Next weekend, ADR will organize its second annual forum, the 'Dialogue of Nations. The Right of People to Self-Determination and Building a Multipolar World'. According to its organizers, the conference intends to "unite representatives of parties and movements advocating for self-determination and independence of their regions, and the fight against the ideology of world domination and economic exploitation."
Formed in 2012, the ADR was created as an organization which 'supports countries and peoples opposed to the dictates of the unipolar world and seeks to propose an alternative agenda'. Syrian President Bashar Assad is said to be among its honorary members.
Commenting on the meeting, and pondering Russia's growing role in the anti-globalist movement more broadly, Russia's Svobodnaya Pressa online newspaper discussed the subject with several respected political scientists.

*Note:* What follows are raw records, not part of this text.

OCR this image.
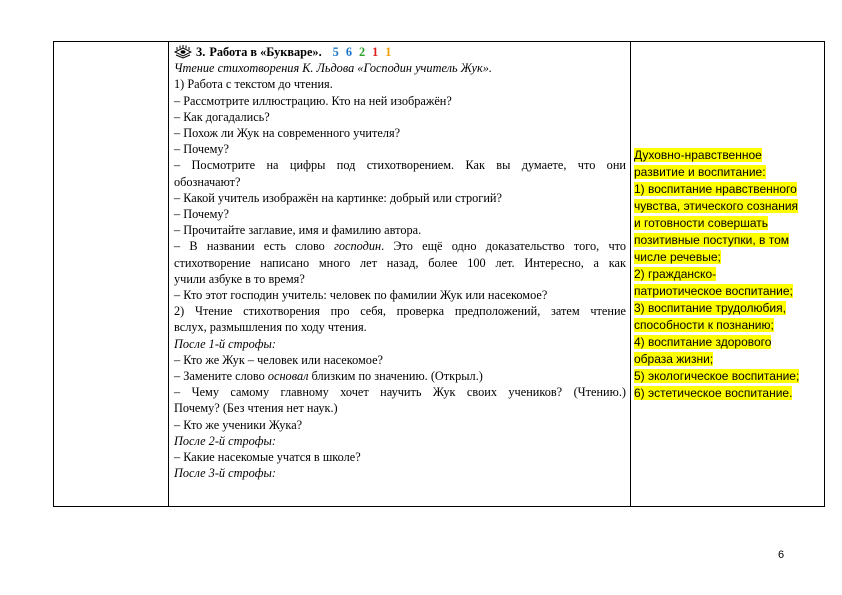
3. Работа в «Букваре». 5 6 2 1 1
Чтение стихотворения К. Льдова «Господин учитель Жук».
1) Работа с текстом до чтения.
– Рассмотрите иллюстрацию. Кто на ней изображён?
– Как догадались?
– Похож ли Жук на современного учителя?
– Почему?
– Посмотрите на цифры под стихотворением. Как вы думаете, что они
обозначают?
– Какой учитель изображён на картинке: добрый или строгий?
– Почему?
– Прочитайте заглавие, имя и фамилию автора.
– В названии есть слово господин. Это ещё одно доказательство того, что
стихотворение написано много лет назад, более 100 лет. Интересно, а как
учили азбуке в то время?
– Кто этот господин учитель: человек по фамилии Жук или насекомое?
2) Чтение стихотворения про себя, проверка предположений, затем чтение
вслух, размышления по ходу чтения.
После 1-й строфы:
– Кто же Жук – человек или насекомое?
– Замените слово основал близким по значению. (Открыл.)
– Чему самому главному хочет научить Жук своих учеников? (Чтению.)
Почему? (Без чтения нет наук.)
– Кто же ученики Жука?
После 2-й строфы:
– Какие насекомые учатся в школе?
После 3-й строфы:

Духовно-нравственное
развитие и воспитание:
1) воспитание нравственного
чувства, этического сознания
и готовности совершать
позитивные поступки, в том
числе речевые;
2) гражданско-
патриотическое воспитание;
3) воспитание трудолюбия,
способности к познанию;
4) воспитание здорового
образа жизни;
5) экологическое воспитание;
6) эстетическое воспитание.
6
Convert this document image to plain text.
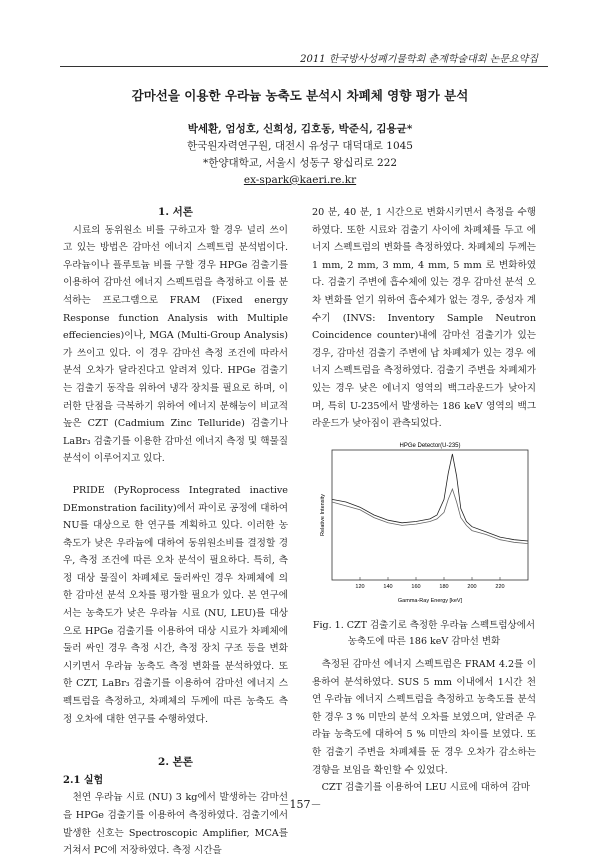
2011 한국방사성폐기물학회 춘계학술대회 논문요약집
감마선을 이용한 우라늄 농축도 분석시 차폐체 영향 평가 분석
박세환, 엄성호, 신희성, 김호동, 박준식, 김용균*
한국원자력연구원, 대전시 유성구 대덕대로 1045
*한양대학교, 서울시 성동구 왕십리로 222
ex-spark@kaeri.re.kr

1. 서론

시료의 동위원소 비를 구하고자 할 경우 널리 쓰이고 있는 방법은 감마선 에너지 스펙트럼 분석법이다. 우라늄이나 플루토늄 비를 구할 경우 HPGe 검출기를 이용하여 감마선 에너지 스펙트럼을 측정하고 이를 분석하는 프로그램으로 FRAM (Fixed energy Response function Analysis with Multiple effeciencies)이나, MGA (Multi-Group Analysis)가 쓰이고 있다. 이 경우 감마선 측정 조건에 따라서 분석 오차가 달라진다고 알려져 있다. HPGe 검출기는 검출기 동작을 위하여 냉각 장치를 필요로 하며, 이러한 단점을 극복하기 위하여 에너지 분해능이 비교적 높은 CZT (Cadmium Zinc Telluride) 검출기나 LaBr₃ 검출기를 이용한 감마선 에너지 측정 및 핵물질 분석이 이루어지고 있다.

PRIDE (PyRoprocess Integrated inactive DEmonstration facility)에서 파이로 공정에 대하여 NU를 대상으로 한 연구를 계획하고 있다. 이러한 농축도가 낮은 우라늄에 대하여 동위원소비를 결정할 경우, 측정 조건에 따른 오차 분석이 필요하다. 특히, 측정 대상 물질이 차폐체로 둘러싸인 경우 차폐체에 의한 감마선 분석 오차를 평가할 필요가 있다. 본 연구에서는 농축도가 낮은 우라늄 시료 (NU, LEU)를 대상으로 HPGe 검출기를 이용하여 대상 시료가 차폐체에 둘러 싸인 경우 측정 시간, 측정 장치 구조 등을 변화시키면서 우라늄 농축도 측정 변화를 분석하였다. 또한 CZT, LaBr₃ 검출기를 이용하여 감마선 에너지 스펙트럼을 측정하고, 차폐체의 두께에 따른 농축도 측정 오차에 대한 연구를 수행하였다.

2. 본론

2.1 실험

천연 우라늄 시료 (NU) 3 kg에서 발생하는 감마선을 HPGe 검출기를 이용하여 측정하였다. 검출기에서 발생한 신호는 Spectroscopic Amplifier, MCA를 거쳐서 PC에 저장하였다. 측정 시간을

20 분, 40 분, 1 시간으로 변화시키면서 측정을 수행하였다. 또한 시료와 검출기 사이에 차폐체를 두고 에너지 스펙트럼의 변화를 측정하였다. 차폐체의 두께는 1 mm, 2 mm, 3 mm, 4 mm, 5 mm 로 변화하였다. 검출기 주변에 흡수체에 있는 경우 감마선 분석 오차 변화를 얻기 위하여 흡수체가 없는 경우, 중성자 계수기 (INVS: Inventory Sample Neutron Coincidence counter)내에 감마선 검출기가 있는 경우, 감마선 검출기 주변에 납 차폐체가 있는 경우 에너지 스펙트럼을 측정하였다. 검출기 주변을 차폐체가 있는 경우 낮은 에너지 영역의 백그라운드가 낮아지며, 특히 U-235에서 발생하는 186 keV 영역의 백그라운드가 낮아짐이 관측되었다.

HPGe Detector(U-235)
Gamma-Ray Energy [keV]
Relative Intensity
120	140	160	180	200	220
Fig. 1. CZT 검출기로 측정한 우라늄 스펙트럼상에서 농축도에 따른 186 keV 감마선 변화

측정된 감마선 에너지 스펙트럼은 FRAM 4.2를 이용하여 분석하였다. SUS 5 mm 이내에서 1시간 천연 우라늄 에너지 스펙트럼을 측정하고 농축도를 분석한 경우 3 % 미만의 분석 오차를 보였으며, 알려준 우라늄 농축도에 대하여 5 % 미만의 차이를 보였다. 또한 검출기 주변을 차폐체를 둔 경우 오차가 감소하는 경향을 보임을 확인할 수 있었다.

CZT 검출기를 이용하여 LEU 시료에 대하여 감마

－157－
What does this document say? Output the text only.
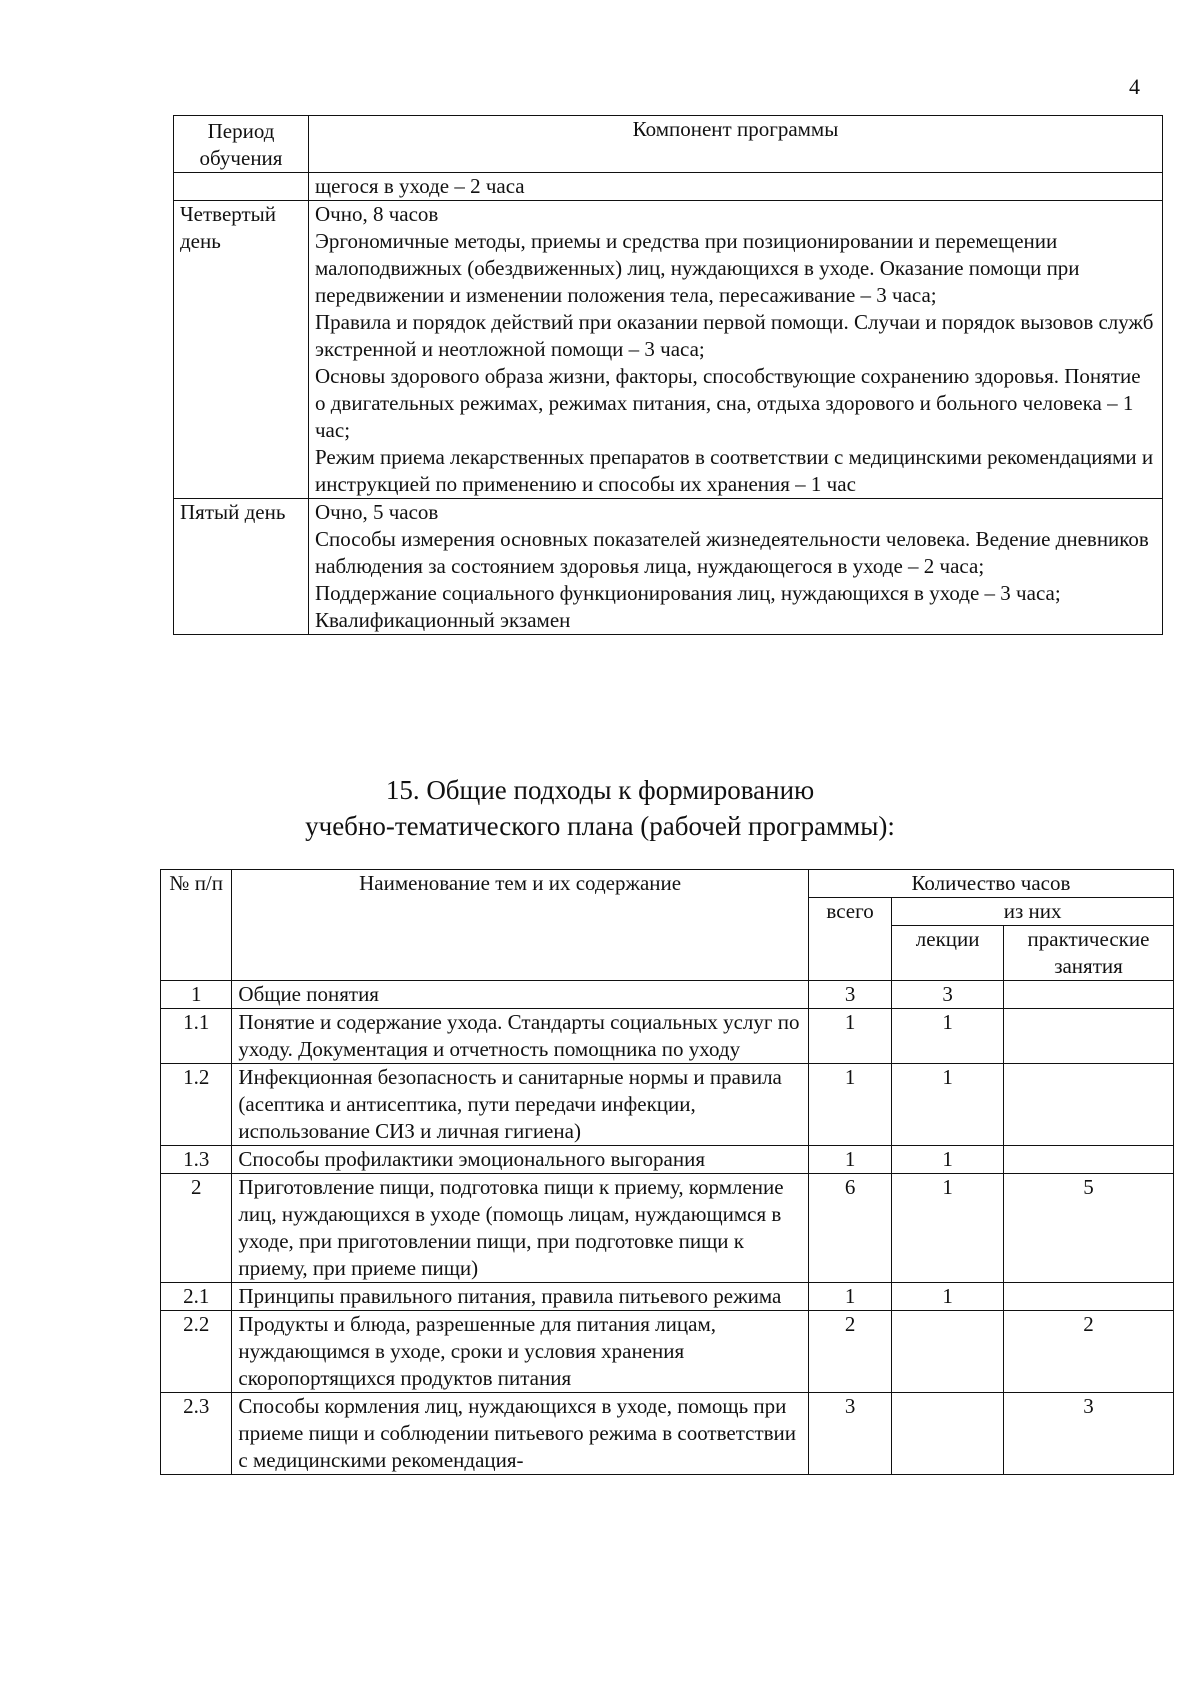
4
Период обучения	Компонент программы
	щегося в уходе – 2 часа
Четвертый день	Очно, 8 часов
Эргономичные методы, приемы и средства при позиционировании и перемещении малоподвижных (обездвиженных) лиц, нуждающихся в уходе. Оказание помощи при передвижении и изменении положения тела, пересаживание – 3 часа;
Правила и порядок действий при оказании первой помощи. Случаи и порядок вызовов служб экстренной и неотложной помощи – 3 часа;
Основы здорового образа жизни, факторы, способствующие сохранению здоровья. Понятие о двигательных режимах, режимах питания, сна, отдыха здорового и больного человека – 1 час;
Режим приема лекарственных препаратов в соответствии с медицинскими рекомендациями и инструкцией по применению и способы их хранения – 1 час

Пятый день	Очно, 5 часов
Способы измерения основных показателей жизнедеятельности человека. Ведение дневников наблюдения за состоянием здоровья лица, нуждающегося в уходе – 2 часа;
Поддержание социального функционирования лиц, нуждающихся в уходе – 3 часа;
Квалификационный экзамен
15. Общие подходы к формированию
учебно-тематического плана (рабочей программы):
№ п/п	Наименование тем и их содержание	Количество часов		
		всего	из них	
			лекции	практические занятия
1	Общие понятия	3	3	
1.1	Понятие и содержание ухода. Стандарты социальных услуг по уходу. Документация и отчетность помощника по уходу	1	1	
1.2	Инфекционная безопасность и санитарные нормы и правила (асептика и антисептика, пути передачи инфекции, использование СИЗ и личная гигиена)	1	1	
1.3	Способы профилактики эмоционального выгорания	1	1	
2	Приготовление пищи, подготовка пищи к приему, кормление лиц, нуждающихся в уходе (помощь лицам, нуждающимся в уходе, при приготовлении пищи, при подготовке пищи к приему, при приеме пищи)	6	1	5
2.1	Принципы правильного питания, правила питьевого режима	1	1	
2.2	Продукты и блюда, разрешенные для питания лицам, нуждающимся в уходе, сроки и условия хранения скоропортящихся продуктов питания	2		2
2.3	Способы кормления лиц, нуждающихся в уходе, помощь при приеме пищи и соблюдении питьевого режима в соответствии с медицинскими рекомендация-	3		3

Andrei Manoilo, a political science professor at Moscow State University, told the online newspaper that today the issue of self-determination, both at the national and regional level, has become extremely relevant. According to the expert, the UK's vote to leave the EU is probably the best recent example of anti-globalist feelings actually cemented by an election victory. At the same time, he added, the UK itself is also threatened by centrifugal forces, with Scotland's independence remaining an open question.
"We can see a pan-European trend – regions which consider themselves self-sufficient, such as Catalonia, are talking more and more insistently about independence. At the same time, the right to self-determination is prescribed in a number of international legal instruments, including the Vienna Convention on Human Rights."
On the other hand, the expert added that there are presently no legal mechanisms which are recognized worldwide allowing for the principle of self-determination to be acted on, without the intervention of an outside power, anyway. "This explains why Catalans, who have repeatedly spoken about their right to independence, have faced opposition from Spanish authorities. Although the Spanish constitution allows for exit from the country, a prescribed mechanism for actually doing so does not exist."
The expert suggested that Russia, which borders the unrecognized Donetsk and Lugansk People's Republics, as well as the partially recognized Abkhazia and South Ossetia republics, "it's important and interesting to see global trajectories on the full-fledged independence of states." And "it's not a matter of looking to prick and prod someone, or support the movement for the secession of Texas," Manoilo emphasized. "Here what's important is to draw parallels between the processes of decentralization in the West and the former Soviet Union."
National self-determination aside, anti-globalist forces have also stepped out in favor of ending US geopolitical hegemony, Western economic-financial hegemony, or the power of supranational institutions such as the EU. Asked whether the ADR conference could be seen as another indication that the world is moving toward multipolarity, Manoilo explained that the prerequisites are there, but it will take time for them to be realized.
"I would put it this way: we are living in a decaying unipolar, America-centric world. Individual structures from this world still exist, but their influence is growing weaker. However, no one has yet proven that a multipolar world will necessarily take the unipolar model's place. For now, mutipolarity is a hypothesis, one not confirmed in practice. There is also the model of a 'nonpolar world'. In the world today two trends have intersected – globalization and regionalization; the two function as a kind of pendulum. This is the objective process in the development of the modern world system."
Pavel Salin, the director of the Center for Political Studies at Moscow's Financial University, suggested that the "first signs of the breakdown of the unipolar world order could be seen even five years ago." If before, "the global project for the world was being created with 'an American face', today the construction of a globalized society continues, but is latently searching for new principles."
"As for the conference," Salin suggested that "it may end up having a very practical purpose," helping, for one, to "find vulnerabilities in the US political system, something the Soviet Union found impossible to do" in its own time. At the same time, Salin admitted that explicit proponents of separatism in the US are a marginal force, "their impact on society extremely small. Accordingly, I'm not sure that it's worse placing one's bets on them."
The anti-globalist movement more broadly, on the other hand, is another story. Russia, as part of the BRICS group of country, and through its support for sovereignty and self-determination in the Syrian conflict, has demonstrated quite decisively its interest in building a multipolar world. For anti-globalist forces, the main task is now to create an ideology – one which stretches across national, ethnic, religious and political lines. That appears to be one of the issues the Anti-Globalization Movement's Moscow conference intends to make progress on later this month.